The next step is to turn on the tub’s jets. Before you do so, turn off the air-induction valves unless the manufacturer’s instructions recommend leaving them on. Closing the valves means the water will only circulate through the internal plumbing of the tub, concentrating the flow for a deeper clean. Run the jets on their highest setting for 10 or 15 minutes or until debris from the internal plumbing stops flowing into the tub.
Drain the tub completely, then fill it up with warm water to a few inches above the jets again. Run the jets on high once again for another 10 to 15 minutes to flush out more debris with the clean water, then drain the tub once more.
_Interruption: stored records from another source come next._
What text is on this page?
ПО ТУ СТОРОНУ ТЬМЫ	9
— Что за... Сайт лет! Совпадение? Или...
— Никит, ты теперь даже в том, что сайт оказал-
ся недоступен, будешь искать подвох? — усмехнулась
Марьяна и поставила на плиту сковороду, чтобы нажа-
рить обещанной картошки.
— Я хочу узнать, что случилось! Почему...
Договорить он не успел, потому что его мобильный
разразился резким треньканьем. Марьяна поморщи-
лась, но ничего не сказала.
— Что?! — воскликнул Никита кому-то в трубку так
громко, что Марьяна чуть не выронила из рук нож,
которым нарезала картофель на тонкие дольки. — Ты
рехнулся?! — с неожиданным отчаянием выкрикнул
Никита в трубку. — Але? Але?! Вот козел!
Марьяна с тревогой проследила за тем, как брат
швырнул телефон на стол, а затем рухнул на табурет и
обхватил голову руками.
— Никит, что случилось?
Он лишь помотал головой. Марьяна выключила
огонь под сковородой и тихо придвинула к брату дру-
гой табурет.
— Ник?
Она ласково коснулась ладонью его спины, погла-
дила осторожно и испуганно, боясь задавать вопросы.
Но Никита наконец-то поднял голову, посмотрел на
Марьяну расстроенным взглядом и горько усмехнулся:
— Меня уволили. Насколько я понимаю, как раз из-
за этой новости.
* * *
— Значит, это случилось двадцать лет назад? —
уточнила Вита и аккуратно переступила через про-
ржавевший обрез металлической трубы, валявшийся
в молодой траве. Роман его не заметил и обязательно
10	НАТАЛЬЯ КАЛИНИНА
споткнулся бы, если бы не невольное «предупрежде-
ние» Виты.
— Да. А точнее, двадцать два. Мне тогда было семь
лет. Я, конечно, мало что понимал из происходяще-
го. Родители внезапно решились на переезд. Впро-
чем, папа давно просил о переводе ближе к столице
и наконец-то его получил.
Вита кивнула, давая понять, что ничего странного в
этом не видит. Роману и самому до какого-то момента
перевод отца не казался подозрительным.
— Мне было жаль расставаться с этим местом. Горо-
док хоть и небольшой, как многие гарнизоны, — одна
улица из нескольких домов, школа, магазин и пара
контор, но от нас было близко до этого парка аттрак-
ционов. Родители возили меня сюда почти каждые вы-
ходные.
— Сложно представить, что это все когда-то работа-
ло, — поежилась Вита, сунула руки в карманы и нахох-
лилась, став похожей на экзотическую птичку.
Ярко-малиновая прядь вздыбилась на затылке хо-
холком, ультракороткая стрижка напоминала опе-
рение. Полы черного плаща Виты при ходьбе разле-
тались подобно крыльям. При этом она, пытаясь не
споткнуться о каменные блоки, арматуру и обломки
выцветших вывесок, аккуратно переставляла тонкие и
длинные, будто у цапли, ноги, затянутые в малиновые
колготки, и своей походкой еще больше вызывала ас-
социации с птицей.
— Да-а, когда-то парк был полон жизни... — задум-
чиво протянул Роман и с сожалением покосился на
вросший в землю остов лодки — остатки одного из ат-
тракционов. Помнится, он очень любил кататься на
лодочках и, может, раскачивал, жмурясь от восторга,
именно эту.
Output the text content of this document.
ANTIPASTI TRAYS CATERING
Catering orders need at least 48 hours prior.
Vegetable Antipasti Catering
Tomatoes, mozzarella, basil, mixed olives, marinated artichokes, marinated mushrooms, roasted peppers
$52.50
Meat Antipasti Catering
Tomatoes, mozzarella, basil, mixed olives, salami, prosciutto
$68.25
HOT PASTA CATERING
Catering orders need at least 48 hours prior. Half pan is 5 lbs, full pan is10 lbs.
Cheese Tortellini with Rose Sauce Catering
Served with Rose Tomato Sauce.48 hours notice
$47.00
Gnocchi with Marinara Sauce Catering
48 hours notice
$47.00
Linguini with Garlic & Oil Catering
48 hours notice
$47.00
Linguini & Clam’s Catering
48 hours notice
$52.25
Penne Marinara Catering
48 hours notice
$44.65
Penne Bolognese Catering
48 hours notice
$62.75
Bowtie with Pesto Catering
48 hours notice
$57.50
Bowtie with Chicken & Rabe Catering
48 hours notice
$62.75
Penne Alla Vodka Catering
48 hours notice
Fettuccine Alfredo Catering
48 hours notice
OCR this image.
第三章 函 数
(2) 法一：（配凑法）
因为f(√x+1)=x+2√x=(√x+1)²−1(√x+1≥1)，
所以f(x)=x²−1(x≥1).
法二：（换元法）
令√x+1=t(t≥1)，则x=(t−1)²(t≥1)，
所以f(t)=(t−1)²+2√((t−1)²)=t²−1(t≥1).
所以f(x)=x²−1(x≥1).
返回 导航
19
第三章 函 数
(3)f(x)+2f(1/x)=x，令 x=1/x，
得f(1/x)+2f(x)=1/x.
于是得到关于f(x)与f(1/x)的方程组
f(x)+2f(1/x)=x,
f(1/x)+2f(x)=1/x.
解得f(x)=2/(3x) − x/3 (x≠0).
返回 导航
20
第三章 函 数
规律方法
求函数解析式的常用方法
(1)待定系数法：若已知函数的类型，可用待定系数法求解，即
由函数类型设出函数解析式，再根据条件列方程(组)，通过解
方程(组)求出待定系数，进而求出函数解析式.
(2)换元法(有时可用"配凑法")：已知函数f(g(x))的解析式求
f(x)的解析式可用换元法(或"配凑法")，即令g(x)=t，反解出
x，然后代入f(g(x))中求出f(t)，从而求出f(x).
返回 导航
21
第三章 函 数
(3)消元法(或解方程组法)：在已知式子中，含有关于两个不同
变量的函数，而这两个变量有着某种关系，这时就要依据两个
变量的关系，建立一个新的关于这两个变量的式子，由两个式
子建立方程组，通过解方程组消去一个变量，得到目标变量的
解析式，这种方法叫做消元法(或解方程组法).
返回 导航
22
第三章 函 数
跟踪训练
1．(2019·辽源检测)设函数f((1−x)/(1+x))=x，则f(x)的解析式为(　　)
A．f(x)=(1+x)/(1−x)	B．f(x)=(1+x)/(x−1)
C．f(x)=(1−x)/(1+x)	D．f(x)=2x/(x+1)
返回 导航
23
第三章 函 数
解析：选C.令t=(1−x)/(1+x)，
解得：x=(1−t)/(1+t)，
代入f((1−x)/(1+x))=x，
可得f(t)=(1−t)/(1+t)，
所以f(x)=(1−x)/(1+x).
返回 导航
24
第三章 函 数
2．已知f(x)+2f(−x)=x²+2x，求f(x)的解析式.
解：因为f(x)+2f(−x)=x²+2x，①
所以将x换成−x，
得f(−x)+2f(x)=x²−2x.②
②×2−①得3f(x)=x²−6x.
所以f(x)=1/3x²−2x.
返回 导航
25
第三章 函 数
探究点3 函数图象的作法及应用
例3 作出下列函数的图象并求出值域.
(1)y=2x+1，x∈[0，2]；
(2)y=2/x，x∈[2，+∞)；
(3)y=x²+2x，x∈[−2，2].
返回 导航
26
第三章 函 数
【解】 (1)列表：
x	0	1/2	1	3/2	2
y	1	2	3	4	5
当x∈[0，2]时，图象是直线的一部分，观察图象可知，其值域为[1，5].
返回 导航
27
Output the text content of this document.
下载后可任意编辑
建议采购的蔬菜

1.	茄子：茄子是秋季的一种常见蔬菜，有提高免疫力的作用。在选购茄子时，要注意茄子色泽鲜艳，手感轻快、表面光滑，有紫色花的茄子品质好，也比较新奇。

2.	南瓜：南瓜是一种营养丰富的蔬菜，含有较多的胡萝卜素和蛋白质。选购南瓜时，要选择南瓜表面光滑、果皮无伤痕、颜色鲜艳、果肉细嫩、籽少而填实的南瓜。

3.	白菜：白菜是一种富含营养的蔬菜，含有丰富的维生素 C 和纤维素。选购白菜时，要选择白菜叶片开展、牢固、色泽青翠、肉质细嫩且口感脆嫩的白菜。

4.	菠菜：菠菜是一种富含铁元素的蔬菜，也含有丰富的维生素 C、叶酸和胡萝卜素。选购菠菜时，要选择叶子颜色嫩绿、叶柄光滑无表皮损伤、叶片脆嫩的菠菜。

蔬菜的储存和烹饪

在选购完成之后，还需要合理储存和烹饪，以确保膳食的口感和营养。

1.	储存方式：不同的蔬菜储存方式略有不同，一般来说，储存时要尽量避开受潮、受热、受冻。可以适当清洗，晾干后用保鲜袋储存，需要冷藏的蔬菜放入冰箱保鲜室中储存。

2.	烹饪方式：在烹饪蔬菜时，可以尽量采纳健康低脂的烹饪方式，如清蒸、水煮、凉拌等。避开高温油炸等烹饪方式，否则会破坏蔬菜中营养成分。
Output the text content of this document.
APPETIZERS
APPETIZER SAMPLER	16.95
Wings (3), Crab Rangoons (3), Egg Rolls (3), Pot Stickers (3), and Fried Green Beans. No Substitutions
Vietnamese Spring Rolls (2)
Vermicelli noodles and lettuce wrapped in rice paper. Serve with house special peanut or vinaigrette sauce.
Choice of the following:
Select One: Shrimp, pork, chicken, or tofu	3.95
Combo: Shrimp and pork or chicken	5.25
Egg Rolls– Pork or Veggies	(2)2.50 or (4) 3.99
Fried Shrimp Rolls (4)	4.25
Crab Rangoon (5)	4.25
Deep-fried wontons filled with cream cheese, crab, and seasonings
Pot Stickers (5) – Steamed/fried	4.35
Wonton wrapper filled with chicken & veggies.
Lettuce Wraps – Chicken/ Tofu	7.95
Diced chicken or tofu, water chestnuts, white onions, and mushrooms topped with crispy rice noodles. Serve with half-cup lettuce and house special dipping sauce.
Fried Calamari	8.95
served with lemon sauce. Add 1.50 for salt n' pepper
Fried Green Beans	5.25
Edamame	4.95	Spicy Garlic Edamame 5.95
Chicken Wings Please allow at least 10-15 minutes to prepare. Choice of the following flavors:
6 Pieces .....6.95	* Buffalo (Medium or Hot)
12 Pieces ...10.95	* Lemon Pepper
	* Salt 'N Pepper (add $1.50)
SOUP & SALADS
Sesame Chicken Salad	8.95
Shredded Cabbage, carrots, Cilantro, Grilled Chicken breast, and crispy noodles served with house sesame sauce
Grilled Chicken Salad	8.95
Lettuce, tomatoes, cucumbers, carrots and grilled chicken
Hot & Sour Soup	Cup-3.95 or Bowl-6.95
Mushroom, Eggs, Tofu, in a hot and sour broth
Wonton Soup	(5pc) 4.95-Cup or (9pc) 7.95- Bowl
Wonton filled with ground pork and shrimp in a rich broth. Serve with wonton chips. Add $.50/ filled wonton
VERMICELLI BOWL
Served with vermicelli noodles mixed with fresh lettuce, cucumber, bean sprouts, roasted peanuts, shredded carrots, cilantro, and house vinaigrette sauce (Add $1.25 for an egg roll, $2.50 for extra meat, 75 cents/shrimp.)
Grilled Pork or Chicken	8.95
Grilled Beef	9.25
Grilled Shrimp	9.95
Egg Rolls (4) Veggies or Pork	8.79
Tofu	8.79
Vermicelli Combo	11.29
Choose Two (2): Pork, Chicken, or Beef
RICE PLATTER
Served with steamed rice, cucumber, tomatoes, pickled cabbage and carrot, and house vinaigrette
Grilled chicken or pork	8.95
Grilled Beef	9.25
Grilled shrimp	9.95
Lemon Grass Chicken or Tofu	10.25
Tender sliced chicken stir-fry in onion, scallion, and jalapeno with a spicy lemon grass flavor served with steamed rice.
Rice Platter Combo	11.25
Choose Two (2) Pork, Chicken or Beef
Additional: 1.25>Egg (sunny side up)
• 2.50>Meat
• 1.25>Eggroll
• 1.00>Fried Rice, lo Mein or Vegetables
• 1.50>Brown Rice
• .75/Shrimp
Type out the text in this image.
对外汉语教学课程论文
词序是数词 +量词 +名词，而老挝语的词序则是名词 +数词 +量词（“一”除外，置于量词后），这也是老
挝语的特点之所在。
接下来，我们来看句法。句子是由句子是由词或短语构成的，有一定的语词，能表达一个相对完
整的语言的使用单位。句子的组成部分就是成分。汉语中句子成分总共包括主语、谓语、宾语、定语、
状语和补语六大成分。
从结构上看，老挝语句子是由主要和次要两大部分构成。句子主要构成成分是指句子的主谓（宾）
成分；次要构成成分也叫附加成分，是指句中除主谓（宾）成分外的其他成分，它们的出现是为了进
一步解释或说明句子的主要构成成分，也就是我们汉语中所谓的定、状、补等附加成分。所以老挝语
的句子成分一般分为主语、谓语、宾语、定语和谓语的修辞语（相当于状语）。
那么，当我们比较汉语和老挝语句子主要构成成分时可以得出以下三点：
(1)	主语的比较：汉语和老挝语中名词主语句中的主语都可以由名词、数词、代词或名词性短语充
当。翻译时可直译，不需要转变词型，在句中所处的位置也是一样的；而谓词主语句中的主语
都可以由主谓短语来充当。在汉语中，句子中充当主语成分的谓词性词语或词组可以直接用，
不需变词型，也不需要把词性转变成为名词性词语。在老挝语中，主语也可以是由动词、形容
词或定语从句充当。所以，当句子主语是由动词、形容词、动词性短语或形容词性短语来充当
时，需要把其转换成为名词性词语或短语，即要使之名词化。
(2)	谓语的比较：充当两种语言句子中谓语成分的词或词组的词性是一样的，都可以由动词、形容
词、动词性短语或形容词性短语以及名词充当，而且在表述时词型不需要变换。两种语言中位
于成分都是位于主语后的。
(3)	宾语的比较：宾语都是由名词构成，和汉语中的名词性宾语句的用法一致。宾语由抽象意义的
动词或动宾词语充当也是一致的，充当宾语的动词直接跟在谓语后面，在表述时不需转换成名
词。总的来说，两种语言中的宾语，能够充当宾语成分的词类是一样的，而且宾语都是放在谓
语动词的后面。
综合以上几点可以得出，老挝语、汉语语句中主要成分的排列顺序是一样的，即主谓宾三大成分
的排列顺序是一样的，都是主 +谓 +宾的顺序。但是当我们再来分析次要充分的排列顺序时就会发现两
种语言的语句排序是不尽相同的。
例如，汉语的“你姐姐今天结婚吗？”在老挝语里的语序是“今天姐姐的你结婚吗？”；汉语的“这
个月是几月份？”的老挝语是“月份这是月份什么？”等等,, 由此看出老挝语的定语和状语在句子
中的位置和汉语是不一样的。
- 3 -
Despite what some spray-and-forget bathroom cleaning product advertisers would have you believe, there’s no substitute for a good old-fashioned scrubbing. Sprinkle an ample amount of baking soda inside the tub, wait a few minutes then use a soft, dampened cloth to scrub away any mold, mildew or soap scum. Clean your faucet and drain if needed using the same process. Take care not to scrub too hard and risk harming your tub. Materials such as acrylic can be scratched with excessive force or abrasive materials.
Those tub jets may be good for relieving back pain when in use, but they can be a figurative pain to clean. You’ll need to dislodge the grime that can accumulate in the tight spaces in and around these jets. To do so, use a toothbrush (that you only use for cleaning, of course) to gently scrub the jet nozzles and surrounding trim. If there’s any buildup you can’t reach, try using some dental floss to break it up. Don’t forget to clean the air-intake cover: unscrew it, give it a soapy brushing, rinse it off and screw it back into position. Lastly, thoroughly rinse out the tub. And you’re done!
With your cleaning complete, reward yourself with a well-earned soak in your newly glistening tub. To take proper care of your tub, be sure to repeat this cleaning process four times a year if you use it occasionally or monthly if you use it frequently. With proper care, this relaxing and rejuvenating amenity will remain functional and enjoyable for years to come.